The deeper consequence is who ends up holding it. The reservoirs of high-value human writing are not spread evenly across the web. They pool inside a small number of platforms. Two decades of Reddit conversation. The news archives. The question-and-answer sites, the code repositories, the video transcripts. Whoever owns those owns the raw input to every model that comes after, and they have learned they can charge rent for it. The feedstock of artificial intelligence is consolidating into the same few hands that already hold the compute and the cloud.

The Closed Loop

If the well runs dry, the obvious move is to make more water. Let the models write the training data for the next models. Synthetic data is the industry's favored escape hatch, and for narrow, checkable tasks it works.

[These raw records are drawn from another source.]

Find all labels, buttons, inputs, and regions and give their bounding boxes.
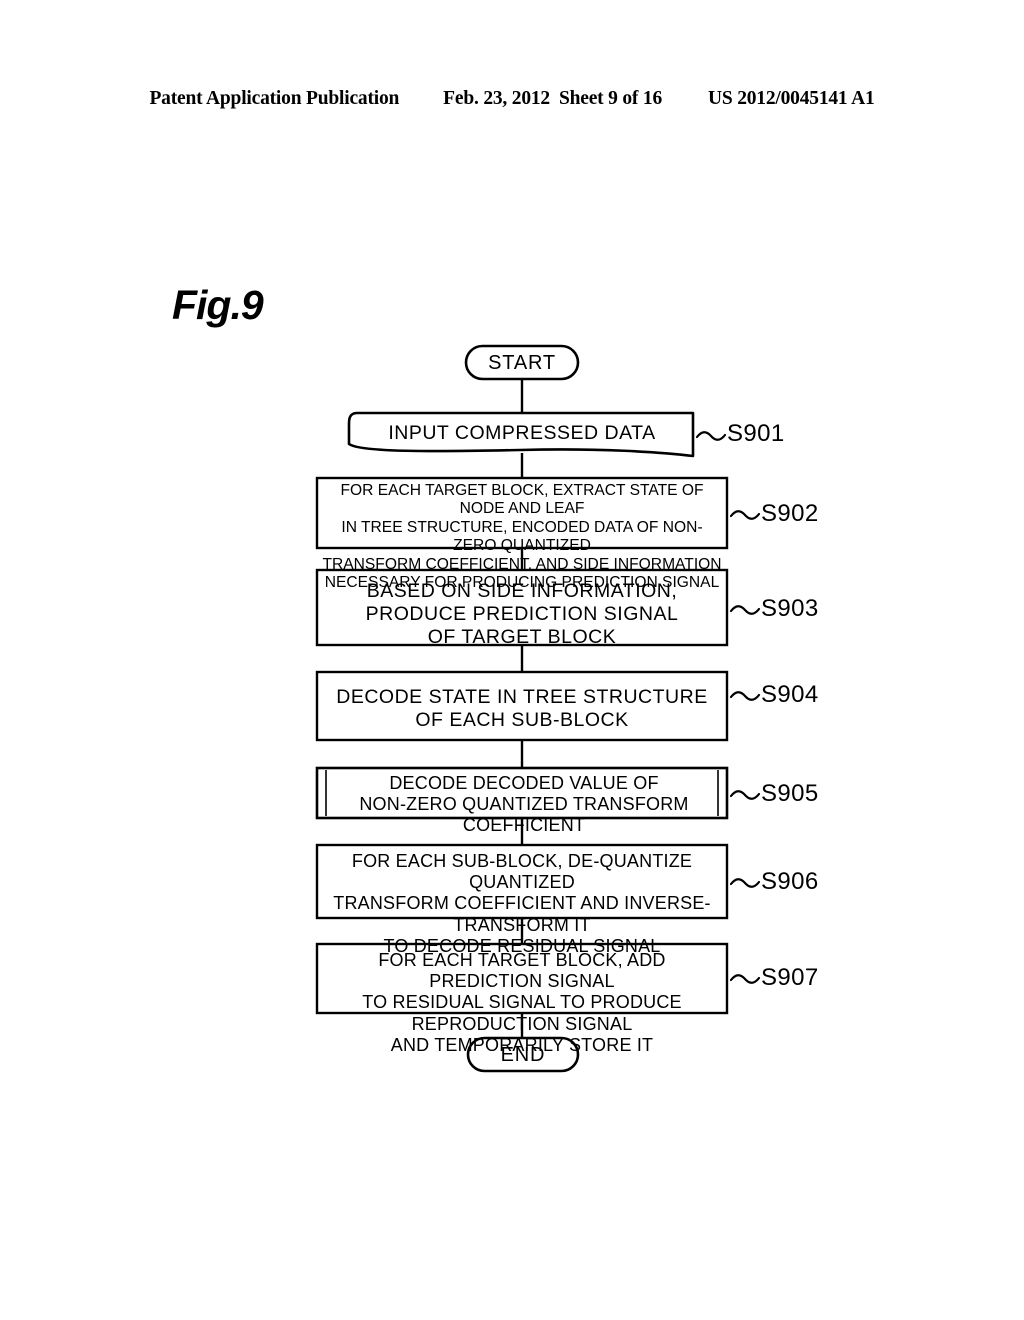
s902-box-shape <box>315 476 729 550</box>
leader-s907 <box>729 974 761 984</box>
step-label-s906: S906 <box>761 868 819 895</box>
leader-s903 <box>729 605 761 615</box>
flowchart-diagram: START INPUT COMPRESSED DATA FOR EACH TAR… <box>0 0 1024 1320</box>
s903-box-shape <box>315 568 729 647</box>
step-label-s904: S904 <box>761 681 819 708</box>
leader-s904 <box>729 691 761 701</box>
leader-s902 <box>729 510 761 520</box>
s901-document-shape <box>347 411 695 458</box>
s905-box-shape <box>315 766 729 820</box>
leader-s906 <box>729 878 761 888</box>
step-label-s901: S901 <box>727 420 785 447</box>
step-label-s903: S903 <box>761 595 819 622</box>
start-terminal-shape <box>464 344 580 381</box>
leader-s905 <box>729 790 761 800</box>
step-label-s907: S907 <box>761 964 819 991</box>
leader-s901 <box>695 431 727 441</box>
end-terminal-shape <box>466 1036 580 1073</box>
s904-box-shape <box>315 670 729 742</box>
step-label-s902: S902 <box>761 500 819 527</box>
s906-box-shape <box>315 843 729 920</box>
flowchart-vector-layer <box>315 344 761 1073</box>
s907-box-shape <box>315 942 729 1015</box>
step-label-s905: S905 <box>761 780 819 807</box>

At scale it breaks down. In 2024 a team of researchers documented the effect in Nature and named it model collapse. Train a model on the output of another model, then train a third on the second, and the copies degrade. The rare cases go first. The tails of the distribution thin out, and each generation drifts toward a blander, narrower middle until the model, in the paper's words, begins to "mis-perceive reality." A photocopy of a photocopy. The detail that made the original worth learning from is the exact detail that disappears.

This is not a distant risk. The web is already filling with generated text, so the next crawl pulls in a mixture of human and machine writing that nobody can fully tell apart. The researchers describe a first-mover advantage that should unsettle everyone still building. The snapshot of the internet captured before the flood of AI content is the last clean one. Every copy after it is contaminated by the previous model's output. The most valuable text in the world is now the text a human wrote before 2023, and there will never be more of it.

The boom runs on three finite inputs. The electricity to power the data centers. The chips made in a single place. And now the data, which is the strangest of the three, because it cannot be poured in Arizona or added to the grid. The reservoir of human thought was filled once, by people, across the entire history of writing, and it is being read to the bottom inside a single decade. The companies racing to the frontier understand this. It is why they are signing the licenses, buying the archives, and fencing the commons that raised them. The output of every model traces back to something a person wrote down, and that was always the quiet dependency underneath the machine.